Every Monday, we’ll highlight a piece of writing from our vaults. This review of Meeting Spencer originally ran as a home video review.
Why isn’t this funnier? That’s what I kept asking myself as I watched Meeting Spencer, a would-be farce directed by Malcolm Mowbray (A Private Function, itself a movie I didn’t find as funny as advertised). The film really wants to be a panic and the actors are clearly trying very hard to sell the comedy but as the wacky coincidences and nutty situations piled up, it only felt somehow less and less exciting. And then I had a breakthrough, which does nothing to help this movie but I’ll get to that in a moment. One thing’s for sure — that title does the film no favors, as the character of Spencer is neither the central character nor the most important; it feels like someone needlessly applied the We Need A Verb rule to the title, a rule that has never sat well with me as the list of movies with action verbs as the first word of the title — Waking Ned Devine, Finding Forrester, Widening Your Mom* — grows longer.
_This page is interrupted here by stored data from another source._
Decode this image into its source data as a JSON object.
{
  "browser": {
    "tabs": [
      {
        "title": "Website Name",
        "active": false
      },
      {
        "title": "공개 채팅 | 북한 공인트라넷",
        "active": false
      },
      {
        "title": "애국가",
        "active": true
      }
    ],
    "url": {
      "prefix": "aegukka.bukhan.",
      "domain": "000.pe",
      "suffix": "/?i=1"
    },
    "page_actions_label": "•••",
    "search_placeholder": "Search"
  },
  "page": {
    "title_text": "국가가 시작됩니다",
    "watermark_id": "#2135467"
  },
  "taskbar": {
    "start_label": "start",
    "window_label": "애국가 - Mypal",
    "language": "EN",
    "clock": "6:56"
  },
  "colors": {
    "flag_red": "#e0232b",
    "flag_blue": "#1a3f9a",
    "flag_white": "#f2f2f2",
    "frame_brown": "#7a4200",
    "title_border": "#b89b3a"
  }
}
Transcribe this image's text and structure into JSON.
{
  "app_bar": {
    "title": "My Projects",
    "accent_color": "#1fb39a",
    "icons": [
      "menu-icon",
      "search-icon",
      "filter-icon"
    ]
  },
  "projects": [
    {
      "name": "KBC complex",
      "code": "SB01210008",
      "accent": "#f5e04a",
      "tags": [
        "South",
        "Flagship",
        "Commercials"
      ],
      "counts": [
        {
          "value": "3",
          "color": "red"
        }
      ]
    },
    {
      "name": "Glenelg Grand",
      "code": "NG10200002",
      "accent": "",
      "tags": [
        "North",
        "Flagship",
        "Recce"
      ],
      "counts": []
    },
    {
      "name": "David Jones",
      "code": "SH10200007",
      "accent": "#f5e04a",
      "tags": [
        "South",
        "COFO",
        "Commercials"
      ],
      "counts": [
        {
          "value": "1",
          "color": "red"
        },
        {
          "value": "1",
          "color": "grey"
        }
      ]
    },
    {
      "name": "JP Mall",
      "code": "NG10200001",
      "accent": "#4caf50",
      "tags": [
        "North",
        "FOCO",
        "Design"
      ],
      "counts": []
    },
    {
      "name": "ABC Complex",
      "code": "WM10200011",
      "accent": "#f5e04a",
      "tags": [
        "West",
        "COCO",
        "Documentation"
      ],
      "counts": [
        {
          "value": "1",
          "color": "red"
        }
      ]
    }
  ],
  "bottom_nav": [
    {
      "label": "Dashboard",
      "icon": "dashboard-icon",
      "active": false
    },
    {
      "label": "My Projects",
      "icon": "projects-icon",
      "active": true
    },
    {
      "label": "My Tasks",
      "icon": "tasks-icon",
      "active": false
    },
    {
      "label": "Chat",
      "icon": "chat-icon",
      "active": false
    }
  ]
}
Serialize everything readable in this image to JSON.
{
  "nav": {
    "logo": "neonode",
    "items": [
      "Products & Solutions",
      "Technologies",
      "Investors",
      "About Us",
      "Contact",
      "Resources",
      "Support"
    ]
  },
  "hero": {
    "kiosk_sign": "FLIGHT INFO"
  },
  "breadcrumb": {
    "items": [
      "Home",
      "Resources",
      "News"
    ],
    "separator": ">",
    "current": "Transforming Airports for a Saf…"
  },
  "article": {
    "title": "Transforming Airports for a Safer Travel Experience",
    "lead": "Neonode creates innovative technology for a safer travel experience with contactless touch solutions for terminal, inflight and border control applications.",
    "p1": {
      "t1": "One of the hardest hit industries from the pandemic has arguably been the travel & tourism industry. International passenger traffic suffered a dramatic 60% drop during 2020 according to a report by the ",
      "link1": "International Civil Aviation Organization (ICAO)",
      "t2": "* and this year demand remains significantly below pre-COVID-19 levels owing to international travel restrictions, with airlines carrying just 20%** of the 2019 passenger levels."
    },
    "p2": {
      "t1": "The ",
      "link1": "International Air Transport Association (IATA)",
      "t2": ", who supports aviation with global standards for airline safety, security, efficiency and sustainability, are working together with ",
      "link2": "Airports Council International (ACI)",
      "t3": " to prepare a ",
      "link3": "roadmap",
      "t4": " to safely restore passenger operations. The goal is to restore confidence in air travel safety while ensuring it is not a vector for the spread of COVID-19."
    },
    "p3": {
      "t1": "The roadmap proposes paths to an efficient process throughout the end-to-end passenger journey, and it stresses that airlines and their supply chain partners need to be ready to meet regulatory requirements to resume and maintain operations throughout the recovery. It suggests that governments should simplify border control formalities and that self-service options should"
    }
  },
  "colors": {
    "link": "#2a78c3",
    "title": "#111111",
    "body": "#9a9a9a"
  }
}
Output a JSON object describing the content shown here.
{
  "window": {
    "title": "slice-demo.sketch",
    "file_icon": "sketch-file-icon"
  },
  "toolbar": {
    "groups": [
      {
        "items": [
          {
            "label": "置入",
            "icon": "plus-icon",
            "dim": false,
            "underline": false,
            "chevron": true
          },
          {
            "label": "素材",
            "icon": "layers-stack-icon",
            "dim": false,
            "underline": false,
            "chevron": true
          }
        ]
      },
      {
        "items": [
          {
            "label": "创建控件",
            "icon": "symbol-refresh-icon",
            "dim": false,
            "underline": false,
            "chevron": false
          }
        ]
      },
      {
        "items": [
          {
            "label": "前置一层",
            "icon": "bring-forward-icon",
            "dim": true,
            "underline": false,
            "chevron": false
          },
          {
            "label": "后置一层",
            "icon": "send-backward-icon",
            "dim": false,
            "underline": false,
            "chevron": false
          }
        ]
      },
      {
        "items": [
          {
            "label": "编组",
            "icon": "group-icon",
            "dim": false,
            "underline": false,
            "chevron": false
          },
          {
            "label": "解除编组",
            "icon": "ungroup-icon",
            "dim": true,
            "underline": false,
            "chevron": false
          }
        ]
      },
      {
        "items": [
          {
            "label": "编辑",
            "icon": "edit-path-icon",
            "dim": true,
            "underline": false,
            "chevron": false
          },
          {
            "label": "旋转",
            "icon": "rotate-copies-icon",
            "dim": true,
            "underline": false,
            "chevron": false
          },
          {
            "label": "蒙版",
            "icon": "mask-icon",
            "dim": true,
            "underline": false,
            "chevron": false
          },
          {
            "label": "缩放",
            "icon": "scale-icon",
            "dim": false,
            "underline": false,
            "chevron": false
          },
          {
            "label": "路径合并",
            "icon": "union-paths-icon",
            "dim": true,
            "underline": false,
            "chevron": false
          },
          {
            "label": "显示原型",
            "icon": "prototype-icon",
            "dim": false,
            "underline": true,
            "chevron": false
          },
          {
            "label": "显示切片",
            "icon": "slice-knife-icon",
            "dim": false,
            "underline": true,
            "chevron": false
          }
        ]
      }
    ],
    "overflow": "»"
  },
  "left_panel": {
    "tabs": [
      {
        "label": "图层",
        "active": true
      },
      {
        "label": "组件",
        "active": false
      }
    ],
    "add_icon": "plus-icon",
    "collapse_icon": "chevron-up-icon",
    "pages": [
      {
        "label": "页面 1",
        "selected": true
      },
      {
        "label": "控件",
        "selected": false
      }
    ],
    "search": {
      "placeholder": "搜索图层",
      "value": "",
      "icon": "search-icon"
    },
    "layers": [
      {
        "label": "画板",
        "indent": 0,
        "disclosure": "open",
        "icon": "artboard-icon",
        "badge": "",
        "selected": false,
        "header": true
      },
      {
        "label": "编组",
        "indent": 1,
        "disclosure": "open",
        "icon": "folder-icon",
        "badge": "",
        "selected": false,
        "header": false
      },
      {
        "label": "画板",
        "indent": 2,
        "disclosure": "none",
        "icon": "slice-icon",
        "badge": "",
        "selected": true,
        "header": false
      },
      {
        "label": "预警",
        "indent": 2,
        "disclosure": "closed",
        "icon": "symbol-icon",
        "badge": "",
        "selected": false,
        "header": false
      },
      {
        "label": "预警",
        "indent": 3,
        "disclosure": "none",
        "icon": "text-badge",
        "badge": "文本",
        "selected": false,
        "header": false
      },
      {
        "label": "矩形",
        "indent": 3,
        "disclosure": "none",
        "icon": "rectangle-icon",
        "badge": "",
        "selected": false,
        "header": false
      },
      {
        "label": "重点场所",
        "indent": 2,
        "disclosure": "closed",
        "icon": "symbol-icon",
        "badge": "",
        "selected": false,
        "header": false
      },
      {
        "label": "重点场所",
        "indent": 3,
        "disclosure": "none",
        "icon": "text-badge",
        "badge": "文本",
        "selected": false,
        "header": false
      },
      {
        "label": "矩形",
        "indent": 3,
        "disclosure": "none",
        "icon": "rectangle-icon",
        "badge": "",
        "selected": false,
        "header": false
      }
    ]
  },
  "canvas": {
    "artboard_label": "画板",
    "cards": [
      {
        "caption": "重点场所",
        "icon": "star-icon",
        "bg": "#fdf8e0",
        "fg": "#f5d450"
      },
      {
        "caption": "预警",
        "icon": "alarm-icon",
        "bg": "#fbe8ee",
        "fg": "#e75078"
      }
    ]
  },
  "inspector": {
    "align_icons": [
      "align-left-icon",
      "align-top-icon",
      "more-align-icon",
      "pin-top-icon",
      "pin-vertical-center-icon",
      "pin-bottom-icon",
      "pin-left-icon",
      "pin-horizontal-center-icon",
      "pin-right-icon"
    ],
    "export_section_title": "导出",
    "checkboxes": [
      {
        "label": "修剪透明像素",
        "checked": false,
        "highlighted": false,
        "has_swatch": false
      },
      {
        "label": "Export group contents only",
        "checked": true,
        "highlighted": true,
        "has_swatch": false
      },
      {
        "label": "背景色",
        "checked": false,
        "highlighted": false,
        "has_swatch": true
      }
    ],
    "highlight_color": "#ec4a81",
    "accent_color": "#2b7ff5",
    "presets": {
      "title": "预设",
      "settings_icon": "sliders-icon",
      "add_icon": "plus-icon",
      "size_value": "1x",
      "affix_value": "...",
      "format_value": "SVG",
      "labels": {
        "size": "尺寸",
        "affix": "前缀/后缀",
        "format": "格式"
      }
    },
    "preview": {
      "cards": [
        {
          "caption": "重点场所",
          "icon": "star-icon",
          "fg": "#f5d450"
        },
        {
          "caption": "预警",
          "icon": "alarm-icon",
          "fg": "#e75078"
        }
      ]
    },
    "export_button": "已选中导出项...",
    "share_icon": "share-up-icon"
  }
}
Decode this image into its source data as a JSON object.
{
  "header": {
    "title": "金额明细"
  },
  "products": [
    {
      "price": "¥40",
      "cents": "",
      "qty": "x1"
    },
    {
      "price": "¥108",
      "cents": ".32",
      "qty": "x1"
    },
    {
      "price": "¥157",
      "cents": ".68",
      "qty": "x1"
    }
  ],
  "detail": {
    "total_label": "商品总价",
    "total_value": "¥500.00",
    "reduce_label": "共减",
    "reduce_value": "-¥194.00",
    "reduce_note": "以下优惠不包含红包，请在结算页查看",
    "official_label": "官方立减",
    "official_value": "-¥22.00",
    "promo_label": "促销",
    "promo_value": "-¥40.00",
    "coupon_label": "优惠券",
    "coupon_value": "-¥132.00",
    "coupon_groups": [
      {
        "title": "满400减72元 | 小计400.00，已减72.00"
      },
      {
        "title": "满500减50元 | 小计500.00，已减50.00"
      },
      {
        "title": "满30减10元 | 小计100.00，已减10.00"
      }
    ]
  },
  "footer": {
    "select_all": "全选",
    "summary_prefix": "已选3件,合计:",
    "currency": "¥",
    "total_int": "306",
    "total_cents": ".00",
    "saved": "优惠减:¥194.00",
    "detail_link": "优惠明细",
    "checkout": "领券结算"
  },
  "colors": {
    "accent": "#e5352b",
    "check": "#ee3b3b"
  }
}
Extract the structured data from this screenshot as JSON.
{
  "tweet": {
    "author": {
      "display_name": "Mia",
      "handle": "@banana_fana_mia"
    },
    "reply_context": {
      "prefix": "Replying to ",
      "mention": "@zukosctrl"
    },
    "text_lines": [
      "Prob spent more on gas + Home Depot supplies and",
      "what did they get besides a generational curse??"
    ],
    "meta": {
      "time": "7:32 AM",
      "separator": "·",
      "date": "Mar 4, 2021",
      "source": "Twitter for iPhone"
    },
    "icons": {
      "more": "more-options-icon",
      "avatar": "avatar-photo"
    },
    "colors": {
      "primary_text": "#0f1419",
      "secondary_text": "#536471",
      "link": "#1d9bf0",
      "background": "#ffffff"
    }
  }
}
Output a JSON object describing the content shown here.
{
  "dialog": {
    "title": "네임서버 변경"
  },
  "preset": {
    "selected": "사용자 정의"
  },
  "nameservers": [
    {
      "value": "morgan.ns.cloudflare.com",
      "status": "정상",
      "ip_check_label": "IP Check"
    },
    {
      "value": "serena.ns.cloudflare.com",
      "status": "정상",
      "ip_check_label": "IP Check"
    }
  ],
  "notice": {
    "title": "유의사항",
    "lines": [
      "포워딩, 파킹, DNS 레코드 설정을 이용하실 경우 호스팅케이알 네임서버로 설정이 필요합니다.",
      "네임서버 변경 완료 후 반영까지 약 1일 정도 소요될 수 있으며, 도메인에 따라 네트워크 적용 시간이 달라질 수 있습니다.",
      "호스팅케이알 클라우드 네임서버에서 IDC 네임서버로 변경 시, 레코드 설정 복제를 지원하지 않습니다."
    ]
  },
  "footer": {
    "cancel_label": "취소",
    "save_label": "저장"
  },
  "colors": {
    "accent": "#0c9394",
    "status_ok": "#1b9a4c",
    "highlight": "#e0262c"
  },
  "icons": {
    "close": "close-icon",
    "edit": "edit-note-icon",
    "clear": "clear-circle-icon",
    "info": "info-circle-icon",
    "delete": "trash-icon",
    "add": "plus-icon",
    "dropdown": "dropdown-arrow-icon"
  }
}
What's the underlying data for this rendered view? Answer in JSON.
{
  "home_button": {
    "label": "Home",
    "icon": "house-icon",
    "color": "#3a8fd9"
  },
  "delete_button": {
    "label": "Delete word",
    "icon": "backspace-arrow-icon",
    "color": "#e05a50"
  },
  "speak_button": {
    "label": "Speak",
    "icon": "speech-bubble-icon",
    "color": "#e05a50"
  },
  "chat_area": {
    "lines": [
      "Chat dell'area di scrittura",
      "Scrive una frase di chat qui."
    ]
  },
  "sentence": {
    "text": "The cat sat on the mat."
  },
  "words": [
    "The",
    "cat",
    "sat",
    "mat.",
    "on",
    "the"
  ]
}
Jeffrey Tambor, as fine a comedic actor as there is these days, stars as Harris Chappell, a Hollywood director attempting to return to his Broadway roots after a string of lousy pictures. His old paramour Didi (Melinda McGraw) has a line on an investor for a play about Pennsylvania coal miners that could be Harris’ return ticket to the top of the heap but, as is the standard for any farce, everything goes wrong. Thrown into the maelstrom is aspiring actor Spencer West (Jesse Plemons), whom Harris is meeting as a favor to Spencer’s father and who is immediately in over his head as events spiral out of control. This trio is our lifeline as each deals with a revolving carousel of secondary characters, all of whom have their own agendas, secrets and lies; one never has trouble keeping track of this crowd and their attendant nonsense but one can’t help but wonder just why the story has to be this busy. It doesn’t help that the film is set almost entirely in a restaurant; so many people in one confined space only contributes to an overall sensation of claustrophobia — if I had this many people in my apartment, I’d probably jump out the window.
Let’s talk about what works. I love Jeffrey Tambor, and he shines brightest when he’s playing pompous clowns who are oblivious to their own foolishness; here, he’s plenty pompous but not an oblivious clown, which just makes him kind of a blowhard. Yet he retains his ability to put an unexpected spin on a line of dialogue with exquisite comic timing and this saves Harris Chappell from being merely an unbearable boor. Melinda McGraw, whom viewers may recall from her role as the wife of insufferable comedian Jimmy Barrett in Mad Men (she was also wonderful as Scott Bakula’s love interest in Men Of A Certain Age, a criminally underrated and prematurely canceled show), is quite funny as Didi, playing up the sexy and vaguely predatory aspects of her character with gusto. And Jesse Plemons is very good in his role — in his early scenes he didn’t seem like much but as the story progressed and more was asked of his character, Plemons rose to every challenge, resulting in a deceptively clever performance. I’ve still never seen Friday Night Lights, the TV show he co-starred in for five seasons but I’ll add him to the growing stack of reasons I should check it out. In addition to these actors, Jill Marie Jones is effective in her role as Nikki Ross, a pesky reporter who suspects a scoop lurking in all these shenanigans.
So why isn’t this funnier? Well, Malcolm Mowbray certainly doesn’t do the film justice — his direction is too deliberate for the material, which makes it plodding where it should be soaring. And the material itself — the screenplay by Andrew Kole, Andrew Delaplaine and Scott Kasdin — is not nearly as sparkling and clever as it dearly wants to be, with most of the laughs coming more from the actors’ delivery of the lines than from the lines themselves. And halfway through the picture, it suddenly occurred to me that what Meeting Spencer really needs is a script polish from Ben Hecht. Yes folks, Ben Hecht, the legendary writer of classic Hollywood screwball comedies like Twentieth Century, Nothing Sacred and His Girl Friday… THIS is what the film really needs. (In fact, setting the story eighty years ago might have been an even better idea, since both time travel and resurrection of the dead have yet to be perfected.) And having solved that problem, I then realized that the other thing it needs is another director because Meeting Spencer is really a screwball comedy that is being smothered by a director who thinks he’s making a comedy of manners. A filmmaker with a less genteel approach than Mowbray could have played up the revolving-door absurdity of the story rather than trying to play it straight, which simply doesn’t work. And so Meeting Spencer becomes an exercise in clashing styles and an example of what can happen when an underdone screenplay is set before the cameras… a screenplay that might have been elevated by a more suitable director. That which works, works well, but what works well is sadly overwhelmed by what won’t work at all.
*Not a real movie title. But just wait.